The Hodgman Liberal government may look much the same as it did before the election – but behind the scenes, it’s a different story.
While Liberal MHAs Joan Rylah and Nic Street failed to retain their seats, and former frontbencher Matthew Groom resigned six months before polling day, Premier Will Hodgman’s team remains a familiar one.
First-term Denison Liberal and former Hobart Lord Mayor Sue Hickey is the only new face in the government, and you could mount a case that she’s merely a quasi-Liberal following her stunning speakership coup on the first day of the new Parliament.
Hickey’s elevation to the Speaker’s chair left Lyons Liberal MHA Rene Hidding, the longest-serving Liberal in the Parliament, licking his wounds, given the government had nominated him for the role.
It signified a changing of the guard of sorts, with Labor leader Rebecca White and Greens leader Cassy O’Connor – key players in orchestrating the coup – explicitly couching it in terms of a victory for women.
But it’s behind the Executive Building’s closed doors that the most significant change has occurred for the government.
Firstly, the Premier’s former chief of staff Brad Stansfield has moved on, gone to work for federal Finance Minister Mathias Cormann.
Stansfield was the puppet-master during the Hodgman government’s first term.
Once a protege of Tasmanian Liberal Senator and influential party power-broker Eric Abetz, Stansfield’s fingerprints were all over the Premier’s policy agenda.
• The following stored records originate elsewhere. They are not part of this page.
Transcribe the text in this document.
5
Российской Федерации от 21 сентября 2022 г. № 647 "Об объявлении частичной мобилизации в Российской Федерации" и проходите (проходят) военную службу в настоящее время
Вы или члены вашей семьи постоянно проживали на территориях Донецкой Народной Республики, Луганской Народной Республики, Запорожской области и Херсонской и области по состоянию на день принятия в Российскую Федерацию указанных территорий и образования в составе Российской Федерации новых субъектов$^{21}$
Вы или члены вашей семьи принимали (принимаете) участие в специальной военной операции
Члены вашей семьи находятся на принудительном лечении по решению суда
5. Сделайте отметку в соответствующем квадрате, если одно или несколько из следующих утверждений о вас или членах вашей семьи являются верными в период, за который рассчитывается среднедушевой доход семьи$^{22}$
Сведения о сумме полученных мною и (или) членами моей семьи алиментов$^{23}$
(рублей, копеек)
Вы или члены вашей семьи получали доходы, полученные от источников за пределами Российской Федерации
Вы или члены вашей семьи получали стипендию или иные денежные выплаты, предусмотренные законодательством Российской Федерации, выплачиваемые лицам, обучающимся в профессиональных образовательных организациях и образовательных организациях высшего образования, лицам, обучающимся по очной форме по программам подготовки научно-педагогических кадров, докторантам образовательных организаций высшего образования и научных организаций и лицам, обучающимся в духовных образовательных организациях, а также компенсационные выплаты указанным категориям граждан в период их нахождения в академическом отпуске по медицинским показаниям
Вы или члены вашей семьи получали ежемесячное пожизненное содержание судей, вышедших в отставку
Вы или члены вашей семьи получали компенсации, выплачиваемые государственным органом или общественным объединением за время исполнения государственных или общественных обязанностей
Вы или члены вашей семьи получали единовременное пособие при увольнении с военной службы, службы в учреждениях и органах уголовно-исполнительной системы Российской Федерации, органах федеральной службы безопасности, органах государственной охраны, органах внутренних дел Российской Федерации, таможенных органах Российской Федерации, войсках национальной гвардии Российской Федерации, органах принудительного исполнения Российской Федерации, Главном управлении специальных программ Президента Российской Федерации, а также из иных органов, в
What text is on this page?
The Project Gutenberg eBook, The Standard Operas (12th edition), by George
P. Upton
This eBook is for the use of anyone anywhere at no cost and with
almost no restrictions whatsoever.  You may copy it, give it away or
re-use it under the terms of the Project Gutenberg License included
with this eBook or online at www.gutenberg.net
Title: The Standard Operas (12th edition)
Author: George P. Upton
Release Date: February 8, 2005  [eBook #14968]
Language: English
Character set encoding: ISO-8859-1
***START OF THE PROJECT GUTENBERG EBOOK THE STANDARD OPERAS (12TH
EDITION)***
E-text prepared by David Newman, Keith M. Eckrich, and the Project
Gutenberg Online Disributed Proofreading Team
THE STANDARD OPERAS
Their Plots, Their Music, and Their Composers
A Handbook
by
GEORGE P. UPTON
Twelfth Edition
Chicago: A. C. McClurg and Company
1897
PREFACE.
When news broke that a senior ministerial staffer had used a fake social media account to harass a woman about her views on abortion, that staffer resigned.
Martine Haley’s resignation was followed by a larger staff shake-up.
The Premier said he was confident no other staff had engaged in similar online trolling, but it was nonetheless clear that new blood was needed.
With Stansfield’s departure came fervent speculation about who would succeed him.
The government media unit’s erstwhile enforcer Brad Nowland was promoted to deputy chief of staff to the Premier following the Liberals’ re-election, in what could have been seen as a reward for his contribution to the campaign.
Nowland barely got a chance to warm his seat, however, before he was sent off to work for Treasurer Peter Gutwein after Groom’s former chief of staff Tim Baker got the top job in the Premier’s office.
Baker is a polarising figure within the public service and, if he had anything to do with moving Nowland to Treasury, it may have been because he saw him as a kind of Stansfield plant.
Through his connection to Senator Abetz, Stansfield had direct ties to the right-wing of the Liberal Party in Tasmania.
And it’s sometimes claimed the conservative elements of the party have a stranglehold on the state executive.
Baker’s perceived allegiances are less clear, though.
The media unit is also an entirely different beast now, with a litany of fresh faces.
Young former journalists, an ex-adviser to federal Employment Minister Michaelia Cash and a former head of communications at Tasmania Police make up the more notable additions to the team.
It’s too early to guess the impact all these changes could have on the policy-making and strategy of the government.
But just because we can’t always see ripples on the surface, doesn’t mean there hasn’t been a seismic shift in the deep.